The Daily Beast framed the film as “a wildly eccentric comedy,” highlighting its spontaneous encounters, fast-paced DIY aesthetic, and celebration of friendship and delusion. The review positions the film less as conventional narrative cinema and more as a joyous act of cinematic chaos — one that weaponizes awkwardness and improvisation as comedic tools.

Canadian critics have been especially enthusiastic. Chris Knight of Original-Cin awarded the film an A rating, suggesting that longtime fans should “prepare to fall in love” all over again. For Canadian publications, the film’s specificity — its Toronto setting, Rivoli fixation, and deeply local humor — becomes part of its charm rather than a limitation.

One of the recurring themes across reviews is how seamlessly the film blends its mockumentary roots with ambitious genre escalation. Johnson’s previous work — including The Dirties, Operation Avalanche and BlackBerry — demonstrated a talent for blurring fact and fiction. Here, that instinct is pushed into sci-fi territory. The time-travel framework, rather than feeling like a gimmick, is widely seen as a clever narrative device that expands the stakes while preserving the duo’s delusional commitment to their band.
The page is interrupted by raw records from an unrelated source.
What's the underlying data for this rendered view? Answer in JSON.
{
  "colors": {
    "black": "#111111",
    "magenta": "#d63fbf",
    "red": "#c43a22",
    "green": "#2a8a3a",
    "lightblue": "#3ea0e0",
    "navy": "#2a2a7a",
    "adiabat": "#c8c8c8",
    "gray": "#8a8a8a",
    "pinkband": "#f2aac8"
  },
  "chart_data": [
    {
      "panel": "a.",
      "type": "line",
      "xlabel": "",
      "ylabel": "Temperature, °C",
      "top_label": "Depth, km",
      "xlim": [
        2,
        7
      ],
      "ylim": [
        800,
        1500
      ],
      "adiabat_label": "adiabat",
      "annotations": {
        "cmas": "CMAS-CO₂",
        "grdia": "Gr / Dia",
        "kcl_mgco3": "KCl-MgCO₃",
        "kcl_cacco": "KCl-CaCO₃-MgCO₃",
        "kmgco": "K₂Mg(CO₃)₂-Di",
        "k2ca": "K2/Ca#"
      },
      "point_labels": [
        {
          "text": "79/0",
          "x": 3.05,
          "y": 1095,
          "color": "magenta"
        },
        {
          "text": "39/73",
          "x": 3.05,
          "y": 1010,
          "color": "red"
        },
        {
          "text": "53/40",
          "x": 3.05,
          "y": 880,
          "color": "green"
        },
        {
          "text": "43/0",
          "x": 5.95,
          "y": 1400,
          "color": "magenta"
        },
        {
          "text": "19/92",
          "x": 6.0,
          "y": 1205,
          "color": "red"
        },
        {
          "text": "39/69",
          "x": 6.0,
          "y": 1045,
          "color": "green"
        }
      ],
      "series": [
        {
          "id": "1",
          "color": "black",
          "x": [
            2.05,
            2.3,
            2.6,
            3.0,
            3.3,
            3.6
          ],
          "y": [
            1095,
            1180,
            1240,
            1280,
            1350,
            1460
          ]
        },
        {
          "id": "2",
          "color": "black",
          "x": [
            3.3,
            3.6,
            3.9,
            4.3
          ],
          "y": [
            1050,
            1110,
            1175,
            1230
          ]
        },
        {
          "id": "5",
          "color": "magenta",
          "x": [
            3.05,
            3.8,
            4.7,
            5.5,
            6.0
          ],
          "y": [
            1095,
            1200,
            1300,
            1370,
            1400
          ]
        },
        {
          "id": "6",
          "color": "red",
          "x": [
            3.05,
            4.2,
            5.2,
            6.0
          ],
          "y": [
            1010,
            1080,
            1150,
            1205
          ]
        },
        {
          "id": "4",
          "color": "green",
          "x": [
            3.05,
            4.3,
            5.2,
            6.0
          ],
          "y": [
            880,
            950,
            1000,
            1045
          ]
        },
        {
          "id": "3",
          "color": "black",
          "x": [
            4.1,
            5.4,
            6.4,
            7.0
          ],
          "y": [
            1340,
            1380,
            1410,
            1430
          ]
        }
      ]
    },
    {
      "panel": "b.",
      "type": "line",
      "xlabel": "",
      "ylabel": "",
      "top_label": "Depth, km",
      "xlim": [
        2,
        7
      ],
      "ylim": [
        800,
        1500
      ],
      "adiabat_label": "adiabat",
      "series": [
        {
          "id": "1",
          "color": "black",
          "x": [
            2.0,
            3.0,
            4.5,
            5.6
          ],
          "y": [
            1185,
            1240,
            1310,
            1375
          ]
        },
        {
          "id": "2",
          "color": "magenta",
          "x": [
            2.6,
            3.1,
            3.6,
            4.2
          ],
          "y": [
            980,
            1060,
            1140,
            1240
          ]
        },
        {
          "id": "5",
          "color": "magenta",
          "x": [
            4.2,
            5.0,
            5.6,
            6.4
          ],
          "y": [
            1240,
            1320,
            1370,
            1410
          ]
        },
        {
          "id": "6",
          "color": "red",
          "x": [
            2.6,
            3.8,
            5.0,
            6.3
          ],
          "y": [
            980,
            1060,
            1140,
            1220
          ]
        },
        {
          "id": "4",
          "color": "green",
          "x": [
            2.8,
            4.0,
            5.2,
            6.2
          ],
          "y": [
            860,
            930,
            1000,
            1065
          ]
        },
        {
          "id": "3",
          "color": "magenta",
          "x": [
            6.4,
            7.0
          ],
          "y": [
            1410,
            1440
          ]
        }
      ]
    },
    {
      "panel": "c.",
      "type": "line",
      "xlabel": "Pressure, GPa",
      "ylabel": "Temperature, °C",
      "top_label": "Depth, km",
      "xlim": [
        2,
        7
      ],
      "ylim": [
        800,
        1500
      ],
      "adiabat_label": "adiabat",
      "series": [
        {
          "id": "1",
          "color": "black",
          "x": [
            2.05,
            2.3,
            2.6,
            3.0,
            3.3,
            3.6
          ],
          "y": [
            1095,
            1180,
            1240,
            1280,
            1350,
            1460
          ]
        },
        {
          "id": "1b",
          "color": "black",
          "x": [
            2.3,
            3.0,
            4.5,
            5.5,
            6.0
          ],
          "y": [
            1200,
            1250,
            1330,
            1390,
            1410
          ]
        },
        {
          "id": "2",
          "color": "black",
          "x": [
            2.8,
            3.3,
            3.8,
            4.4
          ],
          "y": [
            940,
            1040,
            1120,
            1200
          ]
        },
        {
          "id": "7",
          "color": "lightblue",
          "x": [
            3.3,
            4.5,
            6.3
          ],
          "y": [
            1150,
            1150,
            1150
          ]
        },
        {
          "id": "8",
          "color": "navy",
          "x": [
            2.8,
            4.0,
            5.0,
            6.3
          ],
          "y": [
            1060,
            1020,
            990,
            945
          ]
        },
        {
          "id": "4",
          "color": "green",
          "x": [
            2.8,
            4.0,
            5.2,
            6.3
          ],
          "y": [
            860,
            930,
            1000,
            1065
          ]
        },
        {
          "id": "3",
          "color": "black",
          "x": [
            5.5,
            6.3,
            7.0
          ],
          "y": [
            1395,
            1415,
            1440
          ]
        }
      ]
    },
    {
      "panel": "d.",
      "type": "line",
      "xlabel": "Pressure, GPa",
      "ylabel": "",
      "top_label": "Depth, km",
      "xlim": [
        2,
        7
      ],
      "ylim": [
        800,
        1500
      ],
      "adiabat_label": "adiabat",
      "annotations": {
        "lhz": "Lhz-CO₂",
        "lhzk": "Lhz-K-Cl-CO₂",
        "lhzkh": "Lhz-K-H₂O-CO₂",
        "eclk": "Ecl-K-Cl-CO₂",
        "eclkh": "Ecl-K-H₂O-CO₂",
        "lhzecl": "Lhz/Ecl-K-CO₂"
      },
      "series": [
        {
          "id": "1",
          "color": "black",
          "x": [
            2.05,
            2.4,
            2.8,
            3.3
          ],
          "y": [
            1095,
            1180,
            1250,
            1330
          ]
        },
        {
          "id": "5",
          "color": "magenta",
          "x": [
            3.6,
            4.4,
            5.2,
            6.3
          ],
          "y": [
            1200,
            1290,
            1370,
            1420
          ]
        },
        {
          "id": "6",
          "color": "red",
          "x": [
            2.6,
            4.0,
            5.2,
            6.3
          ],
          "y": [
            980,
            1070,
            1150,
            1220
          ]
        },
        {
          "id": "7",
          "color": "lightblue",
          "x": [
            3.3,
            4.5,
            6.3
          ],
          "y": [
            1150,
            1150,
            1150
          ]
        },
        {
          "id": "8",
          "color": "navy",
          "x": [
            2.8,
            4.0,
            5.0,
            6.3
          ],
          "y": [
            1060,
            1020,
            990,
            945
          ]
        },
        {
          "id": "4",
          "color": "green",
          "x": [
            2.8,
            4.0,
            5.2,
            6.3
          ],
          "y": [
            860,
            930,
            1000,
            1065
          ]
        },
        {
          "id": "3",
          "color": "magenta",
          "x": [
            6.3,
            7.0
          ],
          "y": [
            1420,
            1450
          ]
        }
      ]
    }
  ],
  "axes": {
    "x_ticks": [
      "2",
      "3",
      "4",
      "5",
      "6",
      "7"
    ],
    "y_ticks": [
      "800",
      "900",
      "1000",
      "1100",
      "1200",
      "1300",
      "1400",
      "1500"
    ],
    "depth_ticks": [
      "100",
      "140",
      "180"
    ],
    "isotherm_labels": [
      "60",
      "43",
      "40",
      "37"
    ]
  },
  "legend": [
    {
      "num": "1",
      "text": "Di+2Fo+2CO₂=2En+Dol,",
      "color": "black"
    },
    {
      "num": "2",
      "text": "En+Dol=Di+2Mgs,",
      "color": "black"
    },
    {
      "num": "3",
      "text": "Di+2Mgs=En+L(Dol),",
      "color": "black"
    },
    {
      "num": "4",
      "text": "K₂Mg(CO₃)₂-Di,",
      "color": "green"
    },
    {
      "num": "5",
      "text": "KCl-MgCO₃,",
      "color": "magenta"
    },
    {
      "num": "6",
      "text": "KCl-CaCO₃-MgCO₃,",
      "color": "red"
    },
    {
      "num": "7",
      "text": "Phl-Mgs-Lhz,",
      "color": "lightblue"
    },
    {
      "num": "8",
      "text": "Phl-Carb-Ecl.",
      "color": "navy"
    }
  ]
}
At the same time, reviewers acknowledge that the film’s chaotic structure is not conventional. The Hollywood Reporter’s “patience-testing” remark reflects a minority concern that the film’s shaggy, improvisational rhythm may exhaust viewers unfamiliar with the original series. A handful of critics suggest that some sequences run longer than necessary or lean heavily into inside-baseball humor. Yet even those reservations tend to coexist with admiration for the film’s sheer audacity.

Stylistically, critics emphasize the movie’s guerrilla filmmaking energy. Its blend of real-world interactions, staged absurdity, and time-loop mechanics gives it a texture that feels handmade and immediate. Rather than smoothing out its rough edges for theatrical polish, the film doubles down on its scrappy origins. That authenticity, many argue, is precisely what makes it work.

Commercially, the film is also making a solid impression for an indie comedy. Distributed by Neon, Nirvanna the Band the Show the Movie is eyeing an estimated $1.25 million for the three-day weekend and a projected $1.4 million across the four-day frame, playing on 365 screens — a promising start for a cult expansion with highly specific humor.

In synthesizing the critical landscape, Nirvanna the Band the Show the Movie emerges as one of the year’s most celebrated comedies. While not immune to criticism about pacing and tonal overload, the overwhelming response praises its originality, fearlessness, and comedic inventiveness. For many reviewers, it represents a rare feat: a cult property that not only survives the leap to feature length but expands its mythology in wildly entertaining fashion.

In an era of increasingly formulaic studio comedies, critics appear united in celebrating its refusal to conform. Whether experienced as a time-travel farce, a mockumentary meta-commentary, or simply a chaotic ode to delusional artistic ambition, the film has clearly struck a chord — with critics and audiences alike.